GARUDASATU.CO, SAMARINDA – Pendapatan asli daerah (PAD) dari sektor penginapan di Kota Samarinda disebut-sebut memiliki potensi yang cukup besar, namun serapan dari sektor tersebut dinilai belum optimal menyumbanh kas daerah.
Anggota Komisi I DPRD Samarinda, Joni Sinatra Ginting menyebutkan, sejumlah klausul dalam Perda 09/2019 tentang perubahan kedua atas Perda 4/2011 Kota Samarinda kini sedang dalam kajian pihaknya.
“Kami melengkapi, karena banyak soal di Perda sebelumnya,” ucap Joni Sinatra Ginting, Selasa (27/9/2022)
Menurut Joni, regulasi yang mengatur skema penyaluran pajak dari rumah penginapan seperti hotel melati dan rumah kos di Samarinda masih abu-abu. Membuat serapan pajak dari sektor tempat penginapan tak berjalan optimal.
“Misalnya, kos-kosan yang dapat dikenai pajak hanya di atas 11 kamar. Itu perlu ditinjau ulang. Kadang pengusaha menyikapi hanya akan membuat 10 kamar agar tidak kena pajak,” jelas Joni.

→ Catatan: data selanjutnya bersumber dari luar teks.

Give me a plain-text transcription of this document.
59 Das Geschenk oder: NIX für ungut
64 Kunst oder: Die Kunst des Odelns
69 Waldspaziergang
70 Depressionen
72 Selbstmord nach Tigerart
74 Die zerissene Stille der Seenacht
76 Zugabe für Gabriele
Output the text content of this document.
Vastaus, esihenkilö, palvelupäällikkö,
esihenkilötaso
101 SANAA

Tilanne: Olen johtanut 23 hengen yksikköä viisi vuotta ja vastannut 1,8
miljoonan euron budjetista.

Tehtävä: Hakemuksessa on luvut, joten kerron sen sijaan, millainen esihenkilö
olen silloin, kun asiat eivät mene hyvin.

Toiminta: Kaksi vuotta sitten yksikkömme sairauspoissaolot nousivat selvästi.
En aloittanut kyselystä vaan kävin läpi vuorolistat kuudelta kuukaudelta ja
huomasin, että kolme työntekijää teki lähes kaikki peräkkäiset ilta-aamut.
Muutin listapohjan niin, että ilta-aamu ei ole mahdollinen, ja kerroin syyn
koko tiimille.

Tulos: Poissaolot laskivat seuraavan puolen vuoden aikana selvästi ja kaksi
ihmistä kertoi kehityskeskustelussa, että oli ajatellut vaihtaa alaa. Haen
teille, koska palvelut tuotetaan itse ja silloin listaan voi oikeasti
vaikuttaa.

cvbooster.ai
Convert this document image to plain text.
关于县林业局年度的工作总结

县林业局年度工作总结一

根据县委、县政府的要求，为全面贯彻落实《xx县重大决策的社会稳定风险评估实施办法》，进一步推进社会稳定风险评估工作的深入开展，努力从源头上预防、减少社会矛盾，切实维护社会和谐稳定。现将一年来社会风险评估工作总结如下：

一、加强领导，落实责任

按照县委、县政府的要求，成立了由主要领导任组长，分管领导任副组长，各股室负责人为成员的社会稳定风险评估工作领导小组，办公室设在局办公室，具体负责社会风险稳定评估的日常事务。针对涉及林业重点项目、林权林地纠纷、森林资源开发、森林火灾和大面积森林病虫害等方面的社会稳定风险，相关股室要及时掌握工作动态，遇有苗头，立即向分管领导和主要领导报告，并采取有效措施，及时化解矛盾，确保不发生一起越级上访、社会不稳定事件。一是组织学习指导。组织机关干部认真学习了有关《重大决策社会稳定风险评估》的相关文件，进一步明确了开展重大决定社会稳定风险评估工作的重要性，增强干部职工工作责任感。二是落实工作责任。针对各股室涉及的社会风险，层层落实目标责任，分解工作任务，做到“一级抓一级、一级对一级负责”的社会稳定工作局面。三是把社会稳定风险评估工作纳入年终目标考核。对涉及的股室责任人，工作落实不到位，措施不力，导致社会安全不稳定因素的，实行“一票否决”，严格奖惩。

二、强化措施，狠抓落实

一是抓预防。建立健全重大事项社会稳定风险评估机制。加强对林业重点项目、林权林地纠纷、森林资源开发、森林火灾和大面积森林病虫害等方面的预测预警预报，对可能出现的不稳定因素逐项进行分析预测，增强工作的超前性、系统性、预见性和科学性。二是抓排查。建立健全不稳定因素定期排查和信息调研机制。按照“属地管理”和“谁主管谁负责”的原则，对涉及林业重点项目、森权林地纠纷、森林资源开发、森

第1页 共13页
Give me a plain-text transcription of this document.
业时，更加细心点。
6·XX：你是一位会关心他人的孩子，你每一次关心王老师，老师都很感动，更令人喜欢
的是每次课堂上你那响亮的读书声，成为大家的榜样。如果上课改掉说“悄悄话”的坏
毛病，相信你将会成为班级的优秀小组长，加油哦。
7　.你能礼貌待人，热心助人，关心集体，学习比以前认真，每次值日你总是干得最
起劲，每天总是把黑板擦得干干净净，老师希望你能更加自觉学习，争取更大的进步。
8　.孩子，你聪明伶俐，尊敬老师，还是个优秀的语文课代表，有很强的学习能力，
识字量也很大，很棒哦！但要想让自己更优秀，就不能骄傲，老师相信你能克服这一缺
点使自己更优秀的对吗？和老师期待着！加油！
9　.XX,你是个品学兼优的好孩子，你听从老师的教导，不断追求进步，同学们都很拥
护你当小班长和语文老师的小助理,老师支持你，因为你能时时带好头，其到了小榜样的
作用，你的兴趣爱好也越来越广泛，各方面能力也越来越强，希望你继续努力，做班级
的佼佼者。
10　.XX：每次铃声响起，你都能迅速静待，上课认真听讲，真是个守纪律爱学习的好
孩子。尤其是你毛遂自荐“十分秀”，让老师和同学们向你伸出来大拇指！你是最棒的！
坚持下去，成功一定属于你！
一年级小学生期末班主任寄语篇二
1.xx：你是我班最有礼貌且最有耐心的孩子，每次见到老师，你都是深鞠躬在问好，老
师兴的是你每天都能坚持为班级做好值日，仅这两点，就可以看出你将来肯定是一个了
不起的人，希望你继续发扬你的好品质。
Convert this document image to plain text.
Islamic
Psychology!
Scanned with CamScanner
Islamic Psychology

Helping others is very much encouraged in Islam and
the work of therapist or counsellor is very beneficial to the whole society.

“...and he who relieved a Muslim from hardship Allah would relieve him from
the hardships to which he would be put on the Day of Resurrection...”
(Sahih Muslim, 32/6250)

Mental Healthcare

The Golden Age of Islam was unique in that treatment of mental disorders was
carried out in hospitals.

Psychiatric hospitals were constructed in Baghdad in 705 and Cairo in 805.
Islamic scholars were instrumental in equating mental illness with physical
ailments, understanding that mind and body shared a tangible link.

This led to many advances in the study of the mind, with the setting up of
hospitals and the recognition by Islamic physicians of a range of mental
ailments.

Lebih lanjut Joni memaparkan, adapun revisi peraturan yang ada saat ini turut didasari kunjungan pihaknya beberapa waktu lalu di Kota Malang dan Daerah Istimewa Yogyakarta (DIY).
“Serapan pajak mereka itu luar biasa, makanya kami sedang kaji ini. Kita punya perda, tapi kalau (pajak) tidak masuk apa-apa ke pemkot ya buat apa?,” imbuhnya.
Kasubbid Pajak Hotel, PPJ, dan Mineral Bukan Batuan dan Logam Badan Pendapatan Daerah (Bapenda) Kota Samarinda, Helmi menuturkan, hingga 12 September 2022 PAD yang masuk dari losmen/rumah penginapan/pesanggrahan/rumah kos di Kota Samarinda sebesar Rp 464 juta. Angka ini melebihi dari target di APBD Murni 2022 sebesar Rp 387 juta.
Berdasarkan Pasal 6 dalam Perda 09/2019 dijelaskan Helmi, tarif pajak yang diambil dari rumah kos dengan 11-20 kamar adalah sebesar 5 persen. Kemudian rumah kos di atas 20 kamar 7 persen, dan hotel sebesar 10 persen dari total omset.
“Itu sudah berjalan sejak tahun 2011 lalu. Terkahir kali (Perda, Red) yang direvisi itu 2019, karena rumah kos minta diturunkan dari 10 persen turun ke 7 sampai 5 persen,” jelas Helmi kepada media ini. (Adv)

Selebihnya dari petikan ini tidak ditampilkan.